01/06/2010
En attendant New York | roman de Mitali PERKINS
Traduit de l’américain par Valérie Dayre
Éd. Thierry Magnier | coll Grands Romans | mai 2010 | 284 pp. - 18€
Inde années 70, Reet, Asha et leur mère s’installent à Calcutta, dans la famille de leur père, pendant que celui-ci, ingénieur au chômage, est parti chercher du travail à New York. Mais les mois passent et ce séjour forcé se prolonge. Reet, l’aînée, a dix-sept ans et c’est une belle jeune femme qui attire les regards et les prétendants. Tout l’inverse de sa sœur Asha qui, à seize ans, a abandonné depuis peu ses shorts et ses tenues de sport. Joueuse passionnée et talentueuse de tennis, elle a dû remiser (et même donner) sa raquette dès ce «Premier Sang» synonyme d'entrée dans sa vie de femme. Et une femme, dans l’Inde des années 70, ne montre pas ses jambes en haletant sur un court de tennis… Asha envie son cousin Raj, à peine plus âgé qu’elle, qui a lui le droit de faire du sport et de sortir de la maison. Elle s’indigne contre le sort qui lui est fait alors qu’en Europe et aux États-Unis, les femmes brûlent leur soutien-gorge, symbole de leur asservissement au pouvoir des hommes. Elle rêve de liberté et d’études de psychologie qui feraient d’elle la première psychologue punjabi.
Mais la route est longue pour atteindre New York et il n’est pas sûr que la sienne l’y conduise…
C’est un beau roman que celui de Mitali Perkins dont le style impeccable doit sans doute beaucoup à la qualité de la traduction de Valérie Dayre. Il y est question, avec beaucoup de finesse, de cet âge des possibles où les vies prennent un chemin, parfois inattendu, dans un pays où le poids des traditions laisse peu de place aux choix individuels. En même temps que se dessine l’avenir de Reet et d’Asha, celui de l’Inde moderne, dans un monde en plein bouleversement, s’esquisse.

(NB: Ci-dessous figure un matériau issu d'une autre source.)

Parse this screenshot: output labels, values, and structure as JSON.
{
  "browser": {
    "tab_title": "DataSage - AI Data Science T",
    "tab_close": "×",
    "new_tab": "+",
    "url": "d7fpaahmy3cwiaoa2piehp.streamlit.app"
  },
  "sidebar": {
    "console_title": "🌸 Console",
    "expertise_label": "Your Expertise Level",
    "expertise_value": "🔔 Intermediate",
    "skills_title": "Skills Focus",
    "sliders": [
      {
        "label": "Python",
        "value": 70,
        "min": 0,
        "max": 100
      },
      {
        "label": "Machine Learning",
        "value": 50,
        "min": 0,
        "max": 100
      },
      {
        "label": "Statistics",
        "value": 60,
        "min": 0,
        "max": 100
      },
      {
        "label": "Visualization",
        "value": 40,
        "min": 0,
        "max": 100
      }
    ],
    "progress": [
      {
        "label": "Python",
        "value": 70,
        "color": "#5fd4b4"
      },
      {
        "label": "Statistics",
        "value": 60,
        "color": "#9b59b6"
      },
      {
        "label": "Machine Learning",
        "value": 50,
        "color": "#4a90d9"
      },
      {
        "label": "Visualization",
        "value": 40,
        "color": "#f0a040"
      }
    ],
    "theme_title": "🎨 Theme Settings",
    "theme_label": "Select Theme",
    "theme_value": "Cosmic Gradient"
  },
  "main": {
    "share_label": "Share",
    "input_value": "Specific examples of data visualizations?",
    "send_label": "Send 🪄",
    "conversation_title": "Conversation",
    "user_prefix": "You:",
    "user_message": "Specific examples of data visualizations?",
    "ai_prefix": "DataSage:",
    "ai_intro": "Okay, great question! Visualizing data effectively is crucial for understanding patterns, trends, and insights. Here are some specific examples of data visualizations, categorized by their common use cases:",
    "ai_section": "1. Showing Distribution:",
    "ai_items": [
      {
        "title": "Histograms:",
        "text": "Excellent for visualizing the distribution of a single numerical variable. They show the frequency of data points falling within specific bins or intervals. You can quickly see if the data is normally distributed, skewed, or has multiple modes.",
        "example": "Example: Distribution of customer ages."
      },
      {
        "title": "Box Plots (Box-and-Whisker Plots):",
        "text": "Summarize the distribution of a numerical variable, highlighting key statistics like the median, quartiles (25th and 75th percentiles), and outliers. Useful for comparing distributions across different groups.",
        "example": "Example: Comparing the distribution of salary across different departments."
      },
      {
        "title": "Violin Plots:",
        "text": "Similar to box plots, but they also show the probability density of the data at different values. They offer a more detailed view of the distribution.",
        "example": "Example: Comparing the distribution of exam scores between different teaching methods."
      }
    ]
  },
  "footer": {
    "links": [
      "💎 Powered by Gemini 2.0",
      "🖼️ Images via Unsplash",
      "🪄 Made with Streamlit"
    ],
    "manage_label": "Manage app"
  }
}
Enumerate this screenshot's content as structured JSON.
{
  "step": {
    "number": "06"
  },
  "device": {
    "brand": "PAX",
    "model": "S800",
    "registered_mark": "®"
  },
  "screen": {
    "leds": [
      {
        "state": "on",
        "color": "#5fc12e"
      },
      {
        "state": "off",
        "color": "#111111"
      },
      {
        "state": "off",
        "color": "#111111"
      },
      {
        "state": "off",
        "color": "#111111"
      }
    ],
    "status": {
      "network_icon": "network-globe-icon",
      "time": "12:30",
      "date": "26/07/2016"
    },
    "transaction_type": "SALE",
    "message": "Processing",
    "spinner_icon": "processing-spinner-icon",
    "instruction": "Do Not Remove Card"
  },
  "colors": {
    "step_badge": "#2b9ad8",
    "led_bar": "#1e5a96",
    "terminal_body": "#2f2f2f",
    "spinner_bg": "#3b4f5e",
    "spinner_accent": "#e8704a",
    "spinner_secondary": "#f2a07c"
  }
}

Leur famille n’est pas plus intolérante qu’une autre, juste engluée dans des règles sociales rendues en partie caduques par l’ouverture d’esprit dans laquelle les deux jeunes filles ont été élevées. Ces quelques mois passés dans la famille de leur père sont un peu la fin d’une époque, pour elles comme pour leur pays. Et c’est ce qui rend cette lecture si stimulante.